In stressor-activated stress responses (acute, repetitive, and chronic stress states), metabolic adaptation is not stressor-specific, i.e., regardless of a large number of heterogeneous causes, the metabolic display is limited to a narrow spectrum.
In accordance with the law of "all or nothing”, in reference to acute stress, the body either eliminates the stressor or the body inevitably becomes its victim.
The repeated, transient presence of a stressor (repetitive stress) can lead to an increase in the functional performance of the organism by creating a simultaneous morphological adaptation ("constructive" eustress).

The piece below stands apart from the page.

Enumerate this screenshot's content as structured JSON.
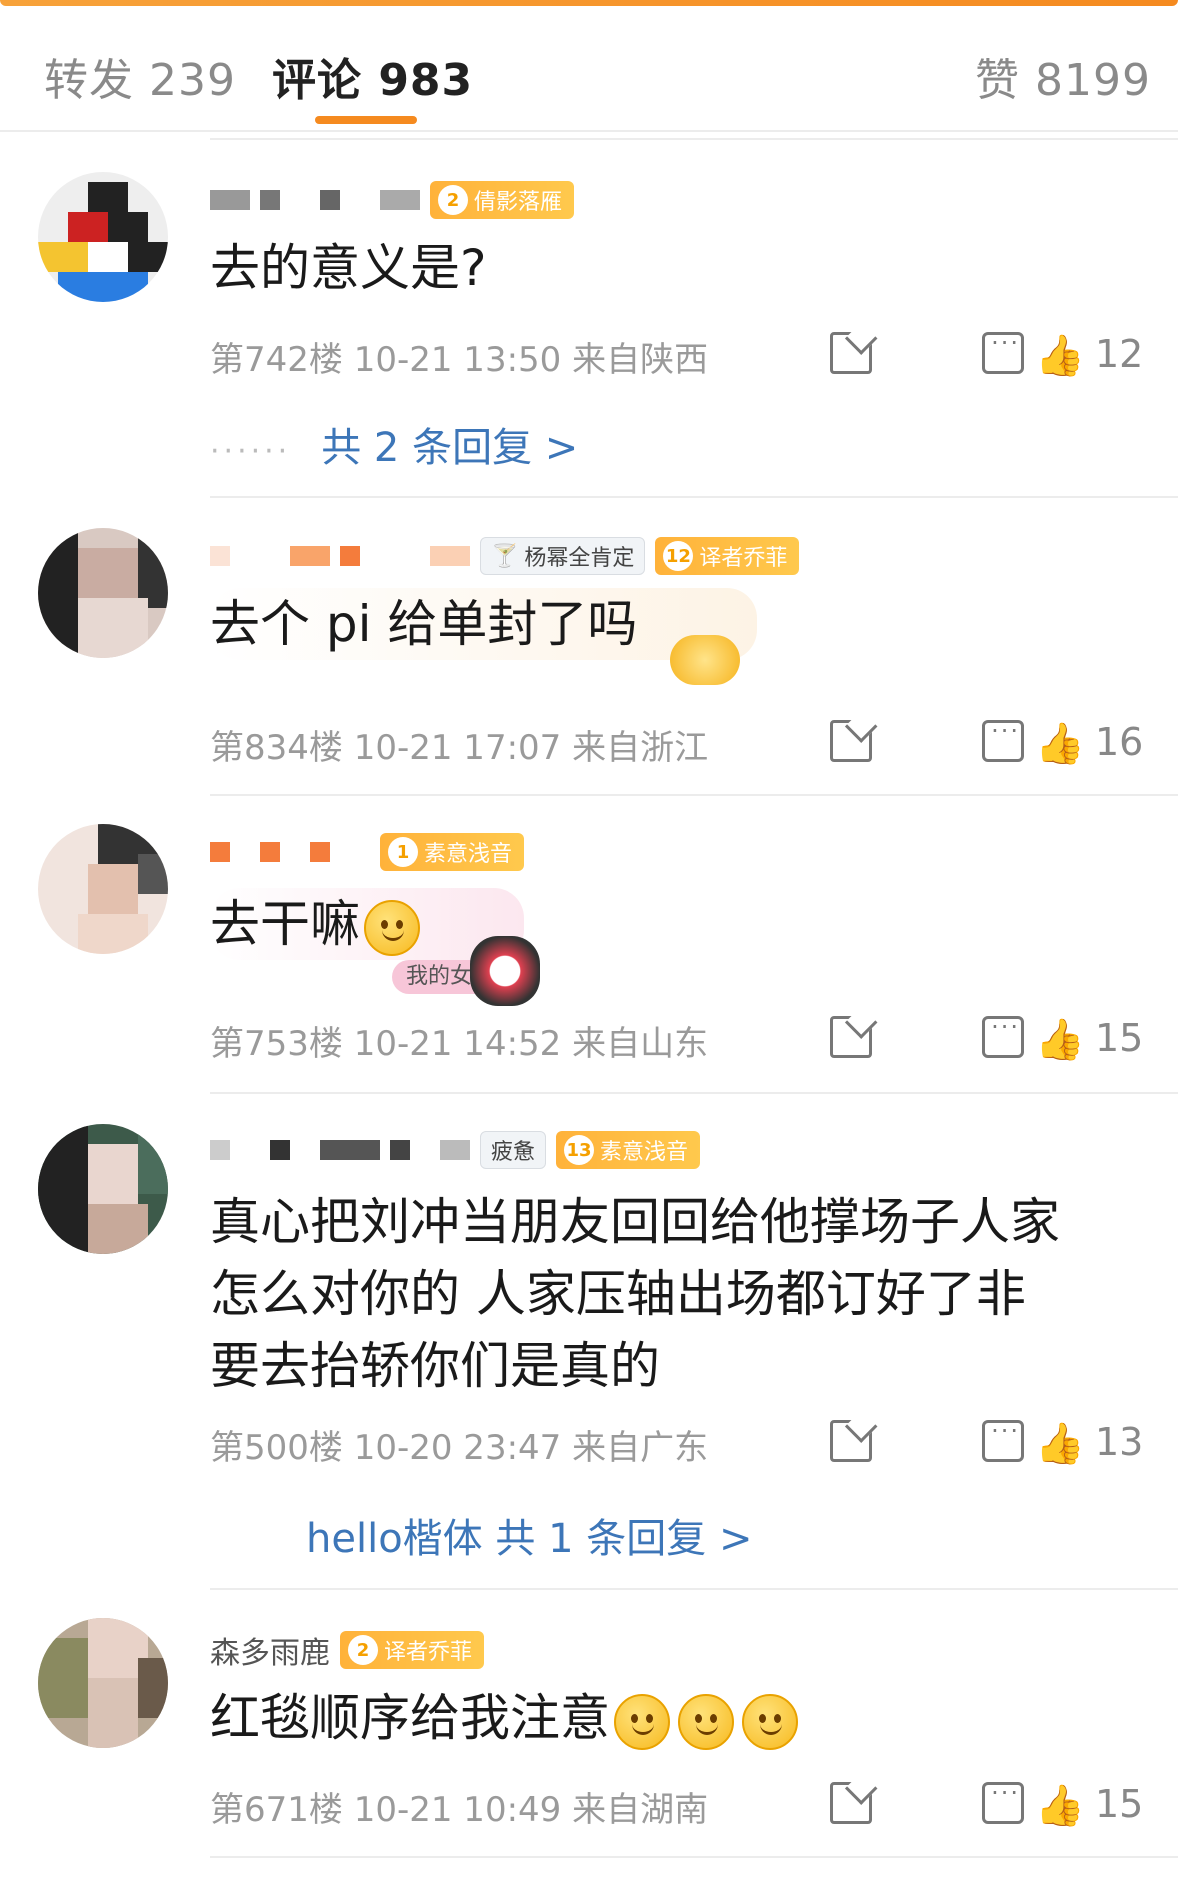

The success of adaptation to a stressor depends on the duration and nutritional properties of the so-called inter-stress periods.
Chronic stress disorder with negative energetic balance is a self-generating; progressive, harmful process ("destructive" distress) induced by constant presence of the stressor.
The “gulucopenic stress-ketosis” of chronic stress associated with preserved energetic balance of cell metabolism can be characterized by an optimal metabolic efficiency
The distinct metabolic characteristics of acute, repetitive, and chronic stress reactions can be well described and their identification (the "metabolic diagnosis") provides a more accurate approach in defining the metabolic state of the organism compared to determination of blood glucose values.